Julgo não haver melhor forma de surpreender do que esta: reafirmar. Para quem quer fugir ao “baile mandado”, nada como dançar de livre vontade. E quem esteja à espera que ‘Mundo Pequenino’ valha um acto de contrição aos Deolinda, pode tirar daí as suas apostas. Nem contrição nem contracção: mantendo o perfil, aquilo a que alguns, noutros quadrantes, chamariam “a pureza ideológica”, os traços de carácter, uma certa instabilidade comportamental (e este disco é uma montanha russa, um sonho americano, uma mensagem africana, uma fúria castelhana, uma serenata italiana, uma paixão francesa, com a vantagem de ser mais e mais português) e um prazer desmesurado e descarado pelas canções que vão ficando registadas no consciente colectivo – se é que existe algo assim… –, os Deolinda crescem, crescem muito, crescem cuidadosa mas espontaneamente em nome da aventura diária de serem músicos e de precisarem dessa abertura à expansão, tanto mais que nos provam, passo a passo, que não perdem de vista o ponto de partida. Crescem tanto que poderiam até defender que o ‘Mundo Pequenino’ é aquele que lhes fica abaixo e que, se fossem gente assim, poderiam manipular e perverter sem que déssemos por isso, Felizmente, é gente séria a que aqui anda, apesar de todas as ironias e maroscas que se espalham pelo álbum que, peço-lhes que acreditem mais uma vez, nos vai valer como um manual de sobrevivência feliz em tempos difíceis. E levar-nos-ão a paragens mais estimulantes ainda do que tinham – e tínhamos – alcançado com ‘Dois Selos e Um Carimbo’ (2010).
Se estivéssemos a raciocinar noutros parâmetros, dir-se-ia que os Deolinda seguem as mais modernas e ousadas teorias económicas, e não apenas as cartilhas que por aí vão aparecendo traduzidas: em tempo de crise, investem. Em época de aperto, diversificam.
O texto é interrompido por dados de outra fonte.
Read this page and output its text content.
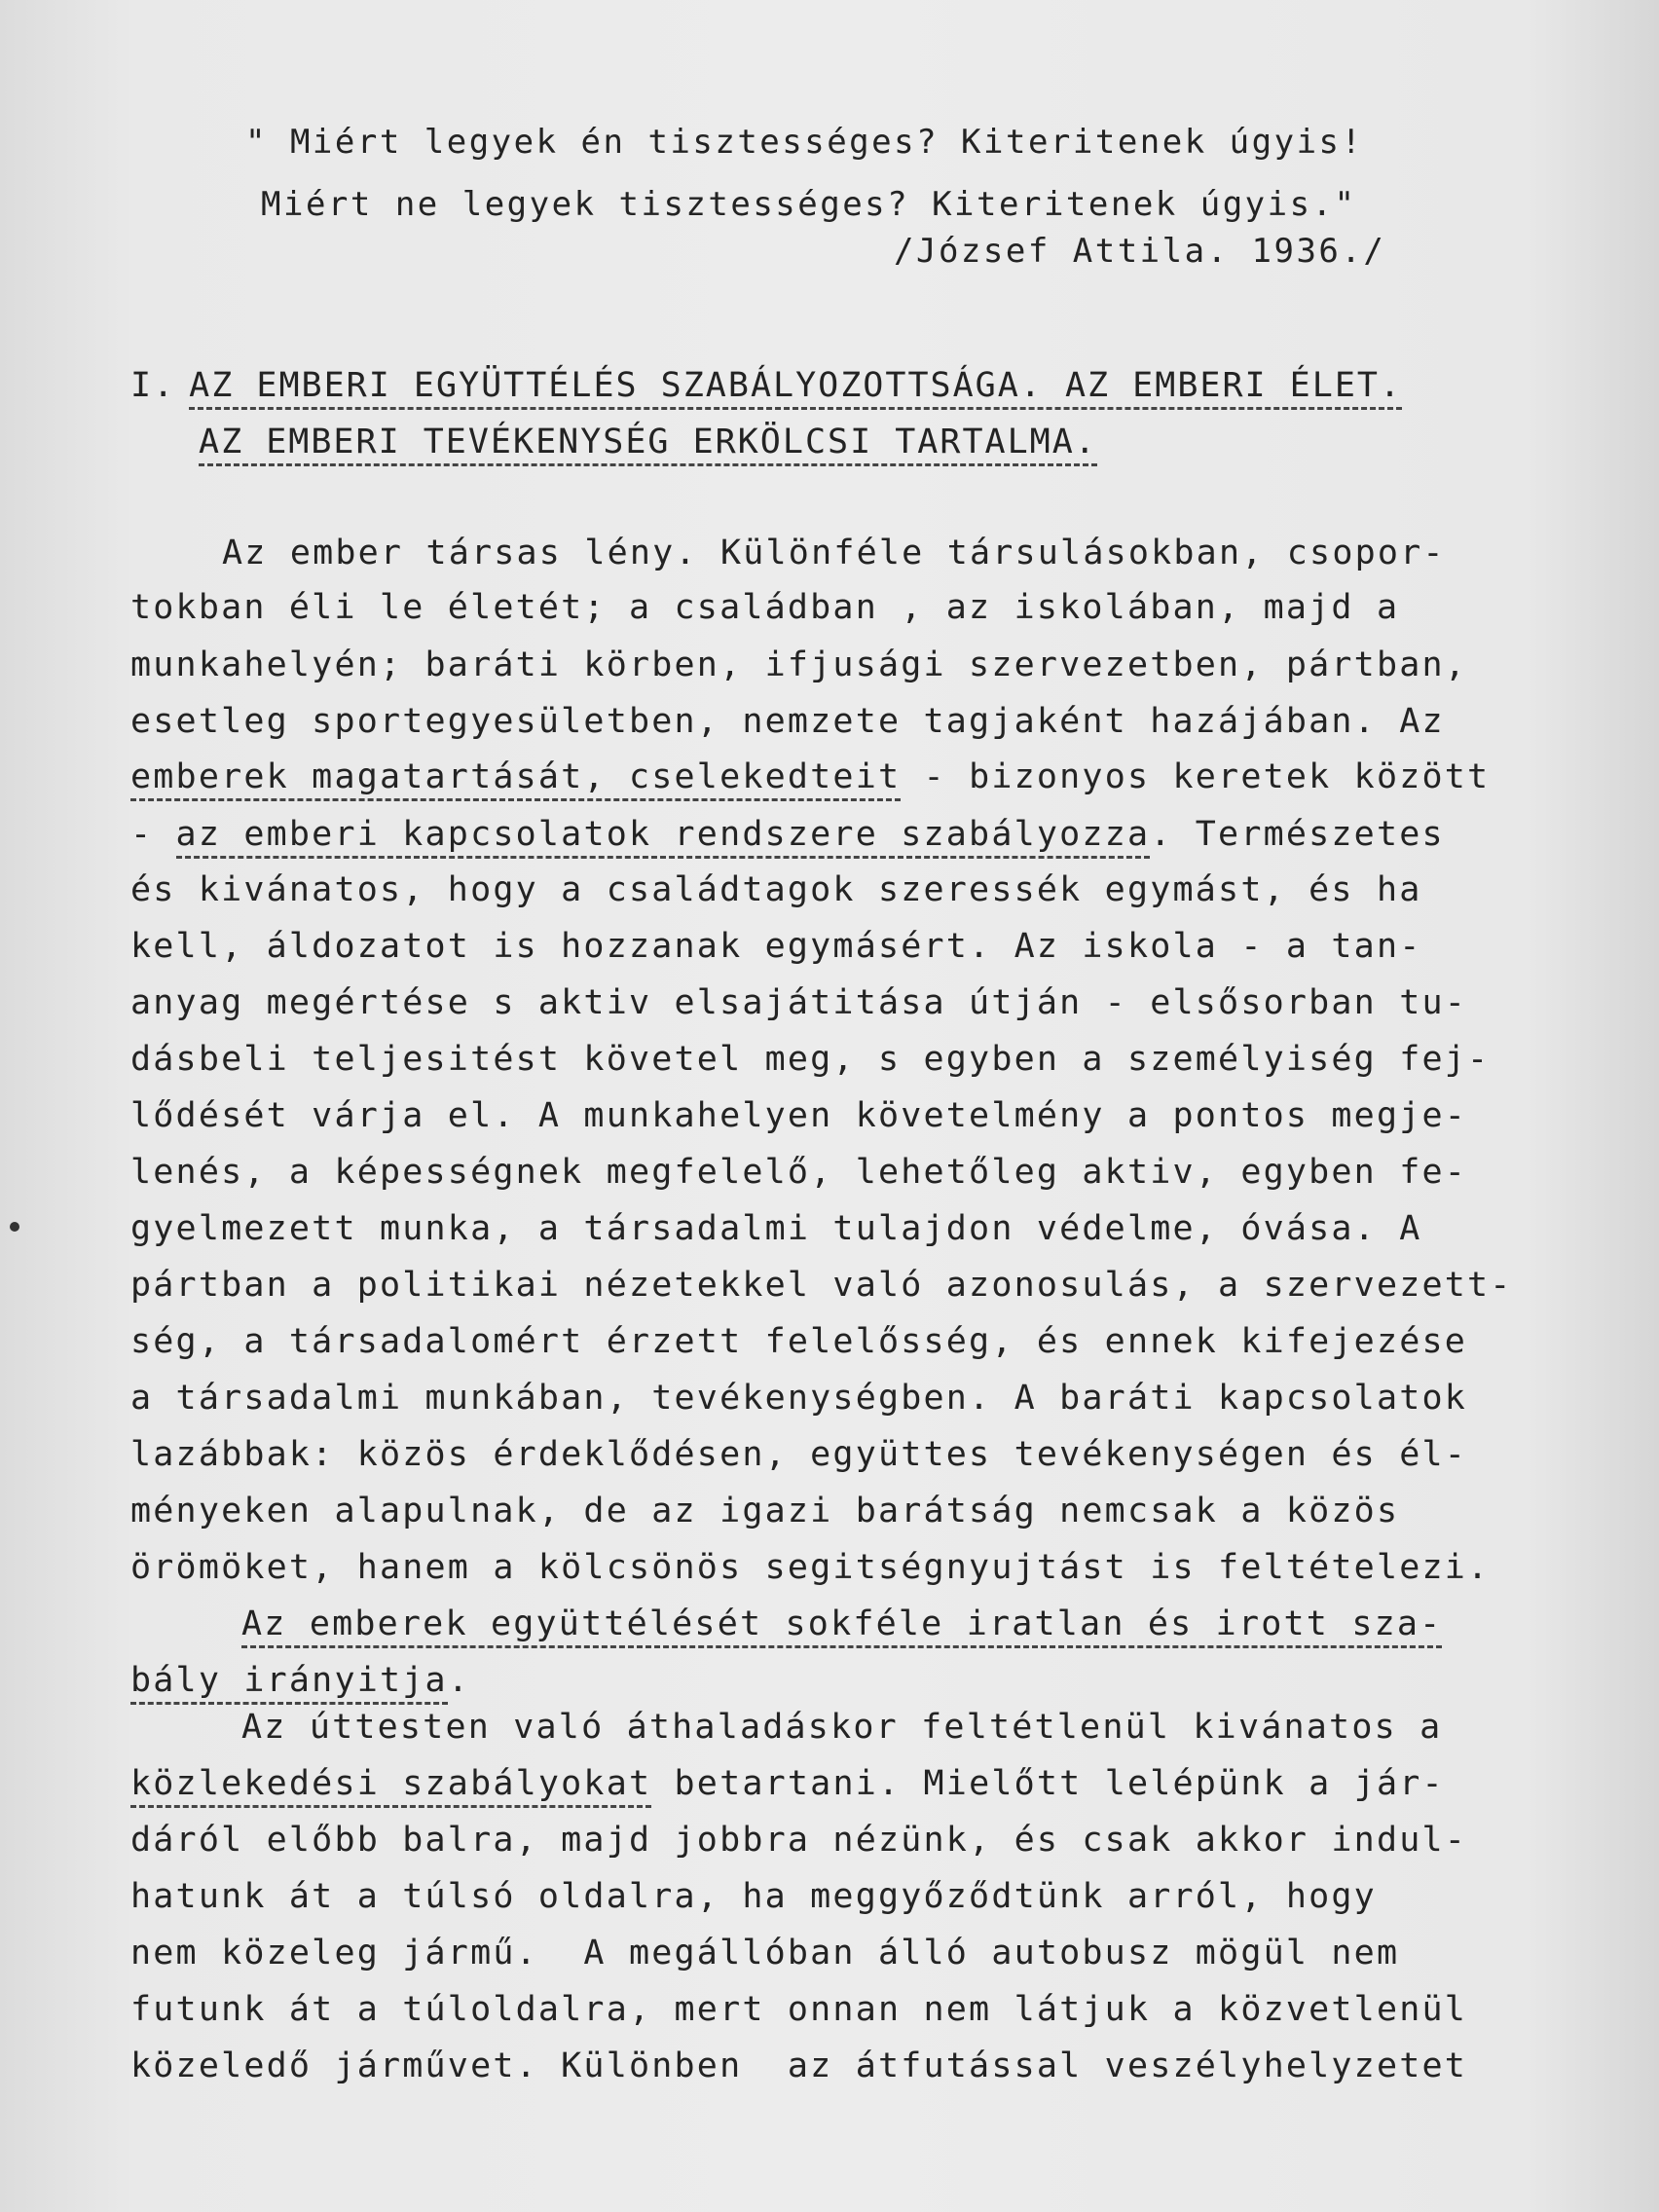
" Miért legyek én tisztességes? Kiteritenek úgyis!
Miért ne legyek tisztességes? Kiteritenek úgyis."
/József Attila. 1936./
I. AZ EMBERI EGYÜTTÉLÉS SZABÁLYOZOTTSÁGA. AZ EMBERI ÉLET.
AZ EMBERI TEVÉKENYSÉG ERKÖLCSI TARTALMA.
Az ember társas lény. Különféle társulásokban, csopor-
tokban éli le életét; a családban , az iskolában, majd a
munkahelyén; baráti körben, ifjusági szervezetben, pártban,
esetleg sportegyesületben, nemzete tagjaként hazájában. Az
emberek magatartását, cselekedteit - bizonyos keretek között
- az emberi kapcsolatok rendszere szabályozza. Természetes
és kivánatos, hogy a családtagok szeressék egymást, és ha
kell, áldozatot is hozzanak egymásért. Az iskola - a tan-
anyag megértése s aktiv elsajátitása útján - elsősorban tu-
dásbeli teljesitést követel meg, s egyben a személyiség fej-
lődését várja el. A munkahelyen követelmény a pontos megje-
lenés, a képességnek megfelelő, lehetőleg aktiv, egyben fe-
gyelmezett munka, a társadalmi tulajdon védelme, óvása. A
pártban a politikai nézetekkel való azonosulás, a szervezett-
ség, a társadalomért érzett felelősség, és ennek kifejezése
a társadalmi munkában, tevékenységben. A baráti kapcsolatok
lazábbak: közös érdeklődésen, együttes tevékenységen és él-
ményeken alapulnak, de az igazi barátság nemcsak a közös
örömöket, hanem a kölcsönös segitségnyujtást is feltételezi.
Az emberek együttélését sokféle iratlan és irott sza-
bály irányitja.
Az úttesten való áthaladáskor feltétlenül kivánatos a
közlekedési szabályokat betartani. Mielőtt lelépünk a jár-
dáról előbb balra, majd jobbra nézünk, és csak akkor indul-
hatunk át a túlsó oldalra, ha meggyőződtünk arról, hogy
nem közeleg jármű.  A megállóban álló autobusz mögül nem
futunk át a túloldalra, mert onnan nem látjuk a közvetlenül
közeledő járművet. Különben  az átfutással veszélyhelyzetet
Em momento de aflição, como já vimos, cantam a defesa da felicidade. Ao ponto de, sem venderem a alma aos diabos nem aceitarem miscigenar os seus códigos de linguagem, vão à procura de um parceiro estrangeiro que os enriqueça sem lhes tolher as decisões de fundo, que converse sem impor, que sugira sem ordenar. Aposto, singelo contra dobrado, que Jerry Boys – o homem que, aos botões de uma mesa de som e muito mais, ajudou Ry Cooder a boicotar o boicote a Cuba, permitindo a esplendorosa revelação de Compay Segundo, Omara Portuondo, Eliades Ochoa, Ruben Gonzalez e todos os outros jovens anciãos que arquitectaram o Buena Vista Social Club, música de dolências e esplendores que não merecia estar fechada e muito menos esquecida – foi sobretudo um leal conselheiro, um génio da lâmpada ao dispor dos desejos dos Deolinda. E o que queriam eles? Presume-se que esta navegação de desafio, que lhes faz transbordar mais talento e mais instinto e mais saberes em cada cantiga, teimosa, convicta, vibrante, para a qual precisavam de uma mão sábia e disponível. Um dos maiores méritos deste disco é verdadeiramente paradoxal: as limitações do naipe instrumental que associamos ao grupo (violas acústicas, contrabaixo) desaparecem ao primeiro assalto e, ao longo da dúzia de escalas, mais ninguém se lembra de como “isto” era. Onde é que está o paradoxo? Do primeiro ao último momento, não há uma ocasião, um espaço, um compasso, uma inflexão que não se associe de imediato a
Deolinda. É obra.
Há, também, como se já não bastasse o grande salto em frente, a “diversificação do produto” (agora é que eles não perdoam), uma outra emancipação – se a proximidade do Fado nunca foi um fardo, nem ela escapa a esta “limpeza ética” que o terceiro disco dos Deolinda representa a um nível de excepção. Eles não se repetem, mesmo se insistem. Eles não se esquecem, mesmo quando inovam. Eles não brincam, mesmo que gozem. Eles não se perdem, mesmo que pareçam tomar outros caminhos. Talvez por tudo isto, consigam juntar figuras de estilo – os protagonistas de ‘Semáforo da João Vinte e Um’, que só mesmo por acidente se podem cruzar num mesmo paralelo, e de ‘Pois Foi’, de que todos conhecemos ao menos uma variante – a deliciosos exercícios que, um dia destes, algum professor, lúcido e atento, utilizará como alavanca sumarenta para explicar o que parece árido e nulo – caso máximo de ‘Concordância’. A ironia urbana é uma arma de arremesso dos Deolinda desde que ainda gatinhavam. O que torna mais fascinante a capacidade de renovação de reportório, tão sensível na indisfarçável sensualidade de ‘Doidos’, no enredo camuflado de ‘Não Ouviste Nada’ (em que se salienta a colaboração com António Zambujo), com os narradores a abandonarem a sua proverbial neutralidade e a gozarem as delícias de poderem provar e provocar o “veneno” do argumento, no espantoso e tão simples retrato de ‘Há-de Passar’, espelho para tantos que nunca se atrevem a ir além da surdina, quando podiam e deviam gritar. Feitios.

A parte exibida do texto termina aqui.